In a new report, Malwarebytes has discovered a large-scale hacking operation that is targeting these counterfeit sneaker sites and infecting them with malicious scripts to steal shopper’s credit cards.

“We recently identified a credit card skimmer injected into hundreds of fraudulent sites selling brand name shoes. Unfortunate shoppers may not only be disappointed with the faux merchandise, but they will also relinquish their personal and financial data to Magecart fraudsters.”

These types of malicious scripts are called Magecart attacks, which is when a hacker compromises an online store so that submitted credit card information is stolen and sent to a remote server operated by the attackers.

These sneaker sites are a bad deal

While indexed in search engines, many of the counterfeit sneaker sites are also promoted through posts to sneaker, streetwear, and fitness forums. These posts are tailored to the subject of the forum and include links back to the store selling the sneakers.

Forum post promoting sneaker site
Forum post promoting sneaker site

Many of the counterfeit sneaker sites identified by Malwarebytes are still online, so we were able to easily check one of them for Magecart scripts that steal credit card information.

As an example of one of the “deals” that you can receive on these counterfeit sneaker sites, one is selling Off-White Nike Air Force 1 Low sneakers, which normally cost around $2,000, for only $134. 

Counterfeit Sneaker Store
Counterfeit Sneaker Store

According to Malwarebytes, the hackers are injecting a malicious script named translate.js into these sneaker sites. After checking the source code for the site’s checkout page, a JavaScript file named /js/mage/translate.js was seen as shown below.

Injected translate.js script
Injected translate.js script

Af first glance, this script appears to belong to the Magento eCommerce platform that is used to create the counterfeit sneaker sites. If you look closely, though, you can see that obfuscated JavaScript was added to the bottom of the Magento script.

Obfuscated Magecart script
Obfuscated Magecart script

After running the JavaScript through a JS beautifier, we can see that the script is collecting submitted credit card information entered by the shopper and then sending it to a site located at This stolen credit card information can then be collected later by the attackers.

Partially deobfuscated Magecart script

After analyzing all of the sites that were compromised, it became clear to Malwarebytes threat intelligence researcher Jérôme Segura that all of the sites shared something in common.

All of them were running similar templates, using an outdated version of the PHP programming language, using Magento, and were located on a small number of IP address subnets.

Partial list of infected sites
A partial list of infected sites

Due to this, Malwarebytes thinks an attacker performed a mass scan looking for vulnerable sites, probably ones running Magento or outdated PHP versions, and hit the jackpot with this group of counterfeit sneaker sites.

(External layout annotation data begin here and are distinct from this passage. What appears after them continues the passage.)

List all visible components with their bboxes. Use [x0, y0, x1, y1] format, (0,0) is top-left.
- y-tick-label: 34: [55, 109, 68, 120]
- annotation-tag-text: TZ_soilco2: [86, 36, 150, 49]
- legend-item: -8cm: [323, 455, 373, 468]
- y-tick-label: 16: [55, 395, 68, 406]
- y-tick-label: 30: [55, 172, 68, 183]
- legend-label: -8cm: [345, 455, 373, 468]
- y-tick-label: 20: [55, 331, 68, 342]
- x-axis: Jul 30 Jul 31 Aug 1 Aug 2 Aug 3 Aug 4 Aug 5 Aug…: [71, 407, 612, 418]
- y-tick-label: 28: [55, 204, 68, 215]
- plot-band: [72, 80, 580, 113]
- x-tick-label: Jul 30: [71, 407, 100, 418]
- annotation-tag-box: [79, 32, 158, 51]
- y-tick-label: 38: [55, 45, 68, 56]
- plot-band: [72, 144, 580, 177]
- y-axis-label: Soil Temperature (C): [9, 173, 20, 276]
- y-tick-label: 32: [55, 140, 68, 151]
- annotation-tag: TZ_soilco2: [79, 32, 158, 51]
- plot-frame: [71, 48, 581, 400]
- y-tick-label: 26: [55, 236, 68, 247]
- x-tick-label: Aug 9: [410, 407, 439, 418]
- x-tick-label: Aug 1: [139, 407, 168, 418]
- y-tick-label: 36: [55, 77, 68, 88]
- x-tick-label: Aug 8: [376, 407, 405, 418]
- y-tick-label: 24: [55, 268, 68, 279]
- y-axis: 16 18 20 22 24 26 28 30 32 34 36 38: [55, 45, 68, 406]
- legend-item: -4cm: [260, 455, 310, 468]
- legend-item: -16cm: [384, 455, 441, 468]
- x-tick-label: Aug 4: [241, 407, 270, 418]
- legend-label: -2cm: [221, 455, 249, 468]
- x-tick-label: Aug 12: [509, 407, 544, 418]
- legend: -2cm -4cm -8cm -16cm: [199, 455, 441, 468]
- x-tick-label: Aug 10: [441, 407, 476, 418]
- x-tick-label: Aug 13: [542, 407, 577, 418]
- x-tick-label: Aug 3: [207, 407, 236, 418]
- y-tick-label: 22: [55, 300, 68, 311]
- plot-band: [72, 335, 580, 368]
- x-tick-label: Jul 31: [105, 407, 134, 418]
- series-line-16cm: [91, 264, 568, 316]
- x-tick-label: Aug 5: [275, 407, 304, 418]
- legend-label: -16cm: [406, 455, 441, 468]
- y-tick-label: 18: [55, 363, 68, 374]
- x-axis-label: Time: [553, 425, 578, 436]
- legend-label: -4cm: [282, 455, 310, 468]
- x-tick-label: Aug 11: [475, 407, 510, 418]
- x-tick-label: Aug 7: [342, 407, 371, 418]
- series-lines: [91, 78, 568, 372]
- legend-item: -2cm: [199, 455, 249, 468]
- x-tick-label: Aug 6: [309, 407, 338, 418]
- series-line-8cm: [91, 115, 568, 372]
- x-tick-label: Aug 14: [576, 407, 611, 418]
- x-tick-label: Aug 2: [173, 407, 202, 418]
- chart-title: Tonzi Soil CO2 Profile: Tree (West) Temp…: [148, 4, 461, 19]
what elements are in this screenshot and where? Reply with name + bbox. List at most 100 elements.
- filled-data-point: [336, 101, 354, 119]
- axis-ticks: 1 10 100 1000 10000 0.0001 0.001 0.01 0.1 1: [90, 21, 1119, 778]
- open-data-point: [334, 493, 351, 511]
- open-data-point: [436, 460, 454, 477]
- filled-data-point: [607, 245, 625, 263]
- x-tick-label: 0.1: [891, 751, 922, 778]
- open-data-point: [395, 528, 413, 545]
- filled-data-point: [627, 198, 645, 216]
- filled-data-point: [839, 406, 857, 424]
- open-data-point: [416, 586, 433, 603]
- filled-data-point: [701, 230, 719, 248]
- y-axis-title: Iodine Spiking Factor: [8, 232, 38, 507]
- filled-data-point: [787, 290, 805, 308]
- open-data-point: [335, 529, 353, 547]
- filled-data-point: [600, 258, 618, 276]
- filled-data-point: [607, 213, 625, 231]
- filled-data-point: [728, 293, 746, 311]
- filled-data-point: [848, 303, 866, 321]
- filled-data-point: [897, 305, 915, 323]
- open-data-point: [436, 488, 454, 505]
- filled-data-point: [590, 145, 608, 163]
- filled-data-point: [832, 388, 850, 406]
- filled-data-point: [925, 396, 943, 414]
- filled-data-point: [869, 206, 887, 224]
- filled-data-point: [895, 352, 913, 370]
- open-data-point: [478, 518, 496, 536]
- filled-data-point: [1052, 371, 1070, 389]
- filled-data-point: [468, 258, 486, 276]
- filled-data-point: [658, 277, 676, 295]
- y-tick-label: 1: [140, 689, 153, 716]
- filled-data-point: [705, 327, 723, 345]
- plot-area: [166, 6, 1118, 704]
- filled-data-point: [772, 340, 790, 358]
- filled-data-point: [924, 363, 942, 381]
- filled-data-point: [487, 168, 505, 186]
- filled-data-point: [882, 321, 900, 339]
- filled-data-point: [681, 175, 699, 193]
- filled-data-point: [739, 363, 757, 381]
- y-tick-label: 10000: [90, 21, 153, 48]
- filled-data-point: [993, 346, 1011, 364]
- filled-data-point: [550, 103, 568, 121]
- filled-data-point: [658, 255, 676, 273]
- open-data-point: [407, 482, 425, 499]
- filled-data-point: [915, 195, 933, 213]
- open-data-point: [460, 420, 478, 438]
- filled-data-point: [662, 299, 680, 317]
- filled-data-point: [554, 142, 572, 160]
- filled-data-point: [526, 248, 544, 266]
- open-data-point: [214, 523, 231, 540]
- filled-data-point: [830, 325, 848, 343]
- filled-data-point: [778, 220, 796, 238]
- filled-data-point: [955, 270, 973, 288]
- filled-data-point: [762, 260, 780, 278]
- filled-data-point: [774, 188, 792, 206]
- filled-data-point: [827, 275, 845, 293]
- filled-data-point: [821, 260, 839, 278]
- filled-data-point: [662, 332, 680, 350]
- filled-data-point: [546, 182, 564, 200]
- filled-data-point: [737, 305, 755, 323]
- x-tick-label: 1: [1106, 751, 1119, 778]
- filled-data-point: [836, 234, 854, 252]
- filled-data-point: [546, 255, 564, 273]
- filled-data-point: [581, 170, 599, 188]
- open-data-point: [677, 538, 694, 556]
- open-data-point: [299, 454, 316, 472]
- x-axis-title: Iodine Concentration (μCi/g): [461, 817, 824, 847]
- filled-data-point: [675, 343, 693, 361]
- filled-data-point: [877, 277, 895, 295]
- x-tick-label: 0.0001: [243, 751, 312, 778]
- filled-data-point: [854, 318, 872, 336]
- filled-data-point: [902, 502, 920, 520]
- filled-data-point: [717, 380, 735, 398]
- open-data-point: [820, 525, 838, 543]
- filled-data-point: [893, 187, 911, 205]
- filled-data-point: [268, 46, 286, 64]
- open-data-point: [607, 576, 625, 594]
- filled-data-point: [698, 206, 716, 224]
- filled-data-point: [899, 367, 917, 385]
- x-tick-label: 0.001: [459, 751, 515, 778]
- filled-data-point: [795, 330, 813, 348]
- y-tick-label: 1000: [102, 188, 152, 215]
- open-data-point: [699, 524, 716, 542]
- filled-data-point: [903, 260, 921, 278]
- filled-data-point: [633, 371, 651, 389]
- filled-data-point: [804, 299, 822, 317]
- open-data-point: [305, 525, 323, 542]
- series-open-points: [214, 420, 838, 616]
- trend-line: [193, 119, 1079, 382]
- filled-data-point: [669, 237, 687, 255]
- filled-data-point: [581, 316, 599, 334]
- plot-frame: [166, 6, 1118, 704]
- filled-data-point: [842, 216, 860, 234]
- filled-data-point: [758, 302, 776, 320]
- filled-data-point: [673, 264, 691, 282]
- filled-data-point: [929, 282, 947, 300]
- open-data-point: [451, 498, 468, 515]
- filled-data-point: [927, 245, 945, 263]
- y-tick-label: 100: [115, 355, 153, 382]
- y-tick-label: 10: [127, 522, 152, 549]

“I think it’s an automated scanner that happened to crawl those IP ranges and because all sites are pretty much a copy of each other (and all outdated), it had a field day”, Malwarebytes threat intelligence researcher Jérôme Segura told BleepingComputer in a conversation.

If you have recently purchased sneakers at a relatively unknown web site, you may want to check Malwarebytes’ blog to see the full list of compromised stores.

If you have shopped at one of the listed stores, you should contact your credit card company to explain what has happened and continue to monitor your statements for suspicious or fraudulent charges.

Update 12/12/19: Added information on how the sites are promoted.